Concernant les institutions financières internationales, la question est aussi d’ordre politique. En 1996, le FMI et la Banque Mondiale ont conjointement lancé « l’initiative des pays pauvres très endettés ». Ce programme visait à alléger la dette des pays pauvres en effaçant tout simplement une partie, en échange d’un engagement des Etats bénéficiaires pour lutter contre la pauvreté. Pas moins d’une quarantaine de pays ont pu bénéficier de ce programme. La Tunisie n’en faisait pas partie car elle ne répondait pas aux critères d’éligibilité. Il ne s’agit pas ici d’appeler à bénéficier de ce programme, mais simplement de démontrer qu’un effacement de la dette par ces institutions est possible, tant que les conditions politiques puissent légitimer cet allègement.
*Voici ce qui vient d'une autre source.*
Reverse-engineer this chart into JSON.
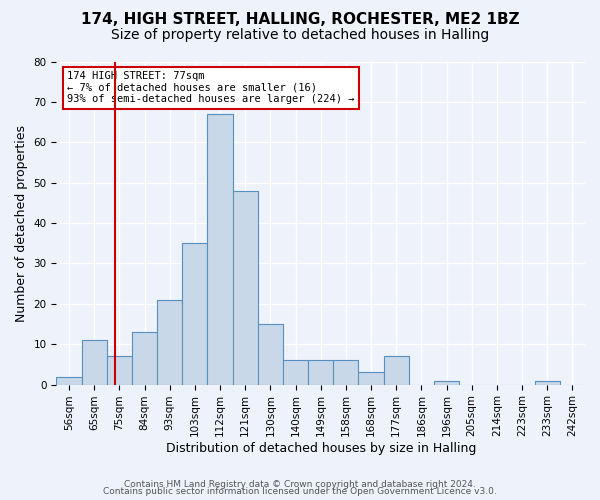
{
  "title1": "174, HIGH STREET, HALLING, ROCHESTER, ME2 1BZ",
  "title2": "Size of property relative to detached houses in Halling",
  "xlabel": "Distribution of detached houses by size in Halling",
  "ylabel": "Number of detached properties",
  "bin_labels": [
    "56sqm",
    "65sqm",
    "75sqm",
    "84sqm",
    "93sqm",
    "103sqm",
    "112sqm",
    "121sqm",
    "130sqm",
    "140sqm",
    "149sqm",
    "158sqm",
    "168sqm",
    "177sqm",
    "186sqm",
    "196sqm",
    "205sqm",
    "214sqm",
    "223sqm",
    "233sqm",
    "242sqm"
  ],
  "bar_heights": [
    2,
    11,
    7,
    13,
    21,
    35,
    67,
    48,
    15,
    6,
    6,
    6,
    3,
    7,
    0,
    1,
    0,
    0,
    0,
    1,
    0
  ],
  "bar_color": "#c8d8e8",
  "bar_edge_color": "#5590c0",
  "annotation_line1": "174 HIGH STREET: 77sqm",
  "annotation_line2": "← 7% of detached houses are smaller (16)",
  "annotation_line3": "93% of semi-detached houses are larger (224) →",
  "annotation_box_color": "#ffffff",
  "annotation_border_color": "#cc0000",
  "red_line_x": 1.82,
  "footer1": "Contains HM Land Registry data © Crown copyright and database right 2024.",
  "footer2": "Contains public sector information licensed under the Open Government Licence v3.0.",
  "ylim": [
    0,
    80
  ],
  "yticks": [
    0,
    10,
    20,
    30,
    40,
    50,
    60,
    70,
    80
  ],
  "background_color": "#eef2fb",
  "grid_color": "#ffffff",
  "title1_fontsize": 11,
  "title2_fontsize": 10,
  "xlabel_fontsize": 9,
  "ylabel_fontsize": 9,
  "tick_fontsize": 7.5,
  "footer_fontsize": 6.5
}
Pour ce faire, une stratégie diplomatique semble être plus que nécessaire. Plusieurs pays sont dans le même cas que la Tunisie, et la construction d’un front politique et diplomatique en faveur de l’effacement des dettes extérieures peut créer un rapport de force dans les négociations. La CNUCED a ainsi proposé un accord mondial sur la dette, et ce, afin d’éviter un désastre économique mondial. Ce type d’initiative ne fera que renforcer le poids des débiteurs dans les négociations avec leurs créanciers. Par ailleurs, certains économistes préconisent la création d’un fonds international pour le rachat des titres de dette des pays en développement envers les marchés financiers. Une dette qui représente près d’un tiers de notre dette extérieure.

Conclusion

La question de la dette, comme dit précédemment, représente une barrière psychologique dans l’inconscient politique tunisien, ce qui est légitime. Cependant, la situation que l’on vit aujourd’hui est inédite. Le FMI prévoit une récession de 4% du PIB tunisien, une première historique. Cette crise pourrait être fatale pour l’économie tunisienne. Dans ce texte, nous avons démontré qu’annuler la dette était une option possible, envisageable et souhaitable.
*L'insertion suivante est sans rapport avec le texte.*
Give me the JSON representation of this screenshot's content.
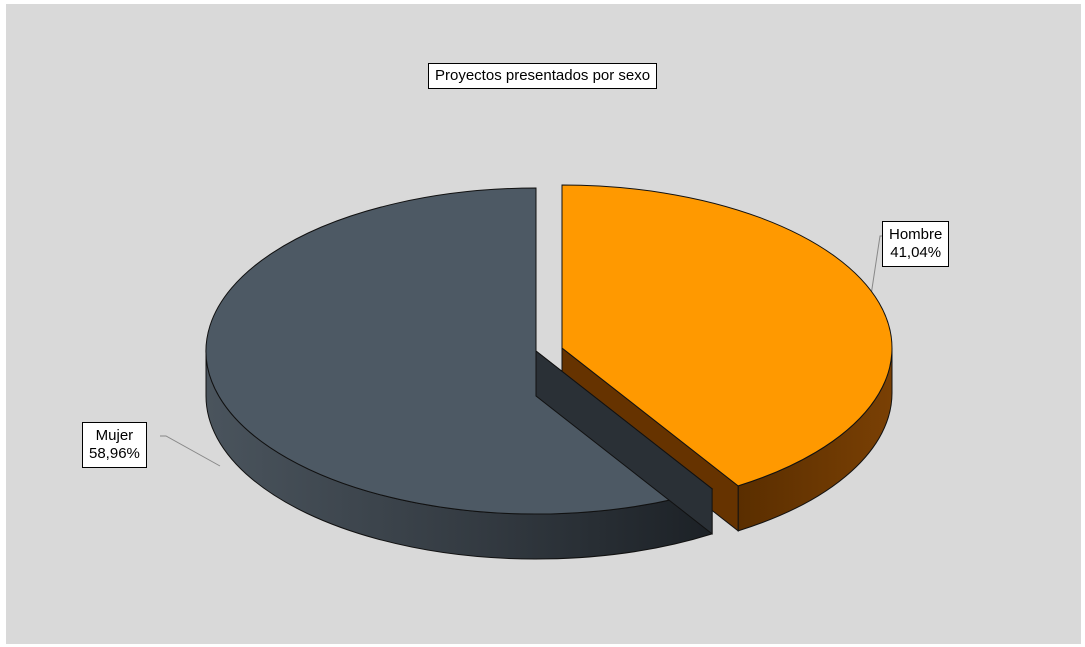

Loin des calculs mathématiques et comptables, la question qui se pose aujourd’hui est d’ordre politique : quel est le projet politique de la République Tunisienne ? Les générations futures sont-elles condamnées à vivre avec pour seul objectif le remboursement d’une dette qui ne sera jamais remboursée ? Cela est absurde. L’économie tunisienne aura besoin de souffler après cette crise. Nous aurons besoin d’investir massivement dans la santé, les infrastructures, l’éducation. Nous aurons besoin de prévoir la transition énergétique et la crise écologique et climatique. Pour ce faire, nous avons besoin de regagner notre souveraineté politique et économique. La dette ne nous laisse aucune marge de manœuvre. L’annuler est aujourd’hui une question de sécurité nationale. Le contexte est favorable, il ne manque que le courage.